Tailoring thin film composite membranes for enhanced removal of heavy metals from water

Abstract

In response to the pressing need for effective removal of heavy metals from water sources, this study focuses on the optimization of Thin Film Composite nanofiltration membranes, known for their porous polymer support and selective ultrathin layers. The objective was to enhance the rejection of heavy metal ions, a critical issue in water treatment. The parameters of the interfacial polymerization (IP) process, including monomer concentration, reaction time, curing temperature, and curing duration, were tailored to determine the most effective membrane configuration.
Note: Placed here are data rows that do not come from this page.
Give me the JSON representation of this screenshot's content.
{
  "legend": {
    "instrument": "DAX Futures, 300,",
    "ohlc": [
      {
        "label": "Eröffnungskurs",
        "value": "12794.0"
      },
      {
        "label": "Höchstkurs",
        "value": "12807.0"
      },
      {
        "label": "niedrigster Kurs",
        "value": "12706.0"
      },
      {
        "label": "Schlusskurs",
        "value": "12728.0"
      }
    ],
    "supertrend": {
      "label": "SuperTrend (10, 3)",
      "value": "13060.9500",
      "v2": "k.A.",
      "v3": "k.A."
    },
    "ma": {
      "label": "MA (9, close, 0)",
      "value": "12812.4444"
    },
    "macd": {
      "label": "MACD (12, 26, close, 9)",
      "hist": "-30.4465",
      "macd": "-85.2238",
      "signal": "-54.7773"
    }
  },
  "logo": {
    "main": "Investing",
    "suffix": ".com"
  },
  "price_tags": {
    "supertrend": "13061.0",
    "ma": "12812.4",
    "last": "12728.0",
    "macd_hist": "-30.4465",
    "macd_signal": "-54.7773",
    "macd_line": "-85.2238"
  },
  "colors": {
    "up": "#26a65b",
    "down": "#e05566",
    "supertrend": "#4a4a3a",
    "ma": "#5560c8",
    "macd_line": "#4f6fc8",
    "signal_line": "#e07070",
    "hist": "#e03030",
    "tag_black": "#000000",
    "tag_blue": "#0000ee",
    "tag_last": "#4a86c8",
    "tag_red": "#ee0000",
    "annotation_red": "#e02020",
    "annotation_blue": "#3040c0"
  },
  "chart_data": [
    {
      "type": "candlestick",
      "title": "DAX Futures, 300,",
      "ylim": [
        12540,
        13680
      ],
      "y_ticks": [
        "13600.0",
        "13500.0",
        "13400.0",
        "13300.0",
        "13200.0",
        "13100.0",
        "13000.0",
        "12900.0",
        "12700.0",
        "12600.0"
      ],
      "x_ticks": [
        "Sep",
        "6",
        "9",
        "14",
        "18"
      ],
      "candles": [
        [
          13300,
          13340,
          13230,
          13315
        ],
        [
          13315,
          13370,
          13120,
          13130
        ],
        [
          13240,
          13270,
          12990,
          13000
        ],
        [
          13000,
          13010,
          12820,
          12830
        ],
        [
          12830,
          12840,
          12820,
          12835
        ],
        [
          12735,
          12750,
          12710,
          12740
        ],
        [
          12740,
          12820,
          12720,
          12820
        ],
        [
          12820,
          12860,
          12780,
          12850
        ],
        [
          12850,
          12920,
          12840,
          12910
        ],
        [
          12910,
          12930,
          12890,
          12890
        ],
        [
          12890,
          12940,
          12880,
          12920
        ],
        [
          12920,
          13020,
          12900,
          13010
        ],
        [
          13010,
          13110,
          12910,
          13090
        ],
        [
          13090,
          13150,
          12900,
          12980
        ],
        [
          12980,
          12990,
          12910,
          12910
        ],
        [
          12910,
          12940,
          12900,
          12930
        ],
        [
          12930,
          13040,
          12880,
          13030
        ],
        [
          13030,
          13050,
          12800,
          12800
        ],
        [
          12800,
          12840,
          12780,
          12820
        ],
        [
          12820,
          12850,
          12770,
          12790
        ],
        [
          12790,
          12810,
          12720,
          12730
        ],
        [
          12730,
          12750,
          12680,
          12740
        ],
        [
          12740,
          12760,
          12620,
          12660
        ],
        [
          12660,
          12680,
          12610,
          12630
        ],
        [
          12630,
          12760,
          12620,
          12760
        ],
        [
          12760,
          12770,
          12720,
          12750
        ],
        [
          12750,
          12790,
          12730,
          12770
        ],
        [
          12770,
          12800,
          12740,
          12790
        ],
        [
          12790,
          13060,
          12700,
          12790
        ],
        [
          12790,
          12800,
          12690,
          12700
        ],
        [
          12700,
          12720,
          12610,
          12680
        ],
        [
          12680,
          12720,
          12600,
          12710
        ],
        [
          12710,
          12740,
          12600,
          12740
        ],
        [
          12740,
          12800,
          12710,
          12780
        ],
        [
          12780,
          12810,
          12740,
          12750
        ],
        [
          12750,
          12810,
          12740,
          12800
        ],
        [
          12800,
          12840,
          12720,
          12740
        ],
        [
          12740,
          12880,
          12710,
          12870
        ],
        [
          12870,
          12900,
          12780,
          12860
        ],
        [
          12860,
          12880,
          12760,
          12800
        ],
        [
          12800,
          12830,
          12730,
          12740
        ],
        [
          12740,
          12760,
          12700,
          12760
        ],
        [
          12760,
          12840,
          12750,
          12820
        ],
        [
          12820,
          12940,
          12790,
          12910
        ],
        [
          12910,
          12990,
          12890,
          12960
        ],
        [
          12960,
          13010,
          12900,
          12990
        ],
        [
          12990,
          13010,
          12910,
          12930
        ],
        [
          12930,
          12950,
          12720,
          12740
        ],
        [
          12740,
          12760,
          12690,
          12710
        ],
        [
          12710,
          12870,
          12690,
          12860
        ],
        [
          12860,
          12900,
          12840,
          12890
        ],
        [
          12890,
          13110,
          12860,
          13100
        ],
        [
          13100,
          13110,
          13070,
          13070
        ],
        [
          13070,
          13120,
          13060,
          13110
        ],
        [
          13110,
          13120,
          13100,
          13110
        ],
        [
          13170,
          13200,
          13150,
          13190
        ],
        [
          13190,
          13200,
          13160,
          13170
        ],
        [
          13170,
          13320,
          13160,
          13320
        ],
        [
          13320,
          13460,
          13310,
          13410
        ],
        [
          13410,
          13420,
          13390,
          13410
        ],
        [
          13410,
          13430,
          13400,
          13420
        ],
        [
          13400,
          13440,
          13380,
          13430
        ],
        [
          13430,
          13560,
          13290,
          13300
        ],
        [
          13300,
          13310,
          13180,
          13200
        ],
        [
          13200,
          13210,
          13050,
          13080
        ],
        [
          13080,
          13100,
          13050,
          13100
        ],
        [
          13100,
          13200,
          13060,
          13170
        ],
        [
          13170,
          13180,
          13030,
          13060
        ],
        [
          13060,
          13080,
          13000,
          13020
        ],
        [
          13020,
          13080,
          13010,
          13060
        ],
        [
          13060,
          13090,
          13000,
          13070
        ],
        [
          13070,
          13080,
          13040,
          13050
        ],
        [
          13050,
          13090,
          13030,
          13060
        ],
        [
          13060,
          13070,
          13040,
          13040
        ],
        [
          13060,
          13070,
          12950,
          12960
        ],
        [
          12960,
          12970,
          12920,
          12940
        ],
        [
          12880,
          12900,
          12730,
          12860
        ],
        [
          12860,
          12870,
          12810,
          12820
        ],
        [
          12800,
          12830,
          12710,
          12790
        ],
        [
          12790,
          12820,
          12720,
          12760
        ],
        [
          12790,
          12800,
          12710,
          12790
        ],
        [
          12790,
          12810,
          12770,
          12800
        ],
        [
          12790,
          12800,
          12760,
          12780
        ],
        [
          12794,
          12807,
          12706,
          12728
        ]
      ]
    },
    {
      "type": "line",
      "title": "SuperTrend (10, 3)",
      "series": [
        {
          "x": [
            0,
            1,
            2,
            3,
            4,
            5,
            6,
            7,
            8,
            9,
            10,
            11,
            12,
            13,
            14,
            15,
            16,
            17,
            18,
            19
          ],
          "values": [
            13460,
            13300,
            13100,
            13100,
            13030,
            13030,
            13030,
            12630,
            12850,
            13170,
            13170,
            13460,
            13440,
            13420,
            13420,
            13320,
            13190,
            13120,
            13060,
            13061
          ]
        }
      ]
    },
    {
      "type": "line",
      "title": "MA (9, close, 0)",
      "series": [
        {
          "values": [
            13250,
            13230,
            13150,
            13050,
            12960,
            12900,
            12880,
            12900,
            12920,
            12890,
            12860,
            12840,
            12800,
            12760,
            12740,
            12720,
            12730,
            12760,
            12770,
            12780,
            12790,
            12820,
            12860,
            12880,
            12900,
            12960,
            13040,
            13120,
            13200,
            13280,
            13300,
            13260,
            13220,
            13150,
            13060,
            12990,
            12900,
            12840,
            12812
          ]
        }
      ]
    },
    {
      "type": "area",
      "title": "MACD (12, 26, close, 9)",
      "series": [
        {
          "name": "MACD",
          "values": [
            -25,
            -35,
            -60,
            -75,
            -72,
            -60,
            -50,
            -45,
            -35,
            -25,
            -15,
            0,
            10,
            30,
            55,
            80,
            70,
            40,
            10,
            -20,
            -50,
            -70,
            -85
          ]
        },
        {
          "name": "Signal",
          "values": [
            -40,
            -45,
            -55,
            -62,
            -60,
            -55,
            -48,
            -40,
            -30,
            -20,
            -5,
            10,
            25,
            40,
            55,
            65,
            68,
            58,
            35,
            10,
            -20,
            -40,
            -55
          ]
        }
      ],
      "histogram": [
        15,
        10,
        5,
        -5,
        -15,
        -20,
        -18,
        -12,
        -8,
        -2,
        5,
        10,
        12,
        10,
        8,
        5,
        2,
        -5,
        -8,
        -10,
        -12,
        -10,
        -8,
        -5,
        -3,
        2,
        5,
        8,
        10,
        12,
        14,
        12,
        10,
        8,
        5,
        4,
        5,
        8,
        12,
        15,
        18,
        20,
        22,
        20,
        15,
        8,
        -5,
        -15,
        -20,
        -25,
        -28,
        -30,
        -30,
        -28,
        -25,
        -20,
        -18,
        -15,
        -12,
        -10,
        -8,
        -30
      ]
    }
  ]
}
Polyimide (P84) was employed as the support material, with the IP involving trimesoyl chloride (TMC) and piperazine (PIP). Comprehensive characterization through Fourier Transform Infrared (FTIR) spectroscopy, Scanning Electron Microscopy (SEM), and water contact angle measurements provided information on the functional groups, surface and cross-sectional morphologies, and hydrophilic properties of the membranes. The optimized fabrication conditions, involving 0.2 w/v% TMC and 2.0 w/v% PIP monomer concentrations, a 2-minute IP reaction time, and a 40°C curing temperature for 10 minutes, led to the membranes achieving arsenic and chromium rejections of 89.7% and 99%, respectively. This was accomplished while maintaining a high pure water permeability of approximately 16.9 Lm⁻²h⁻¹bar⁻¹. These promising results highlight the potential of these optimized nanofiltration membranes for industrial applications, addressing a critical environmental challenge.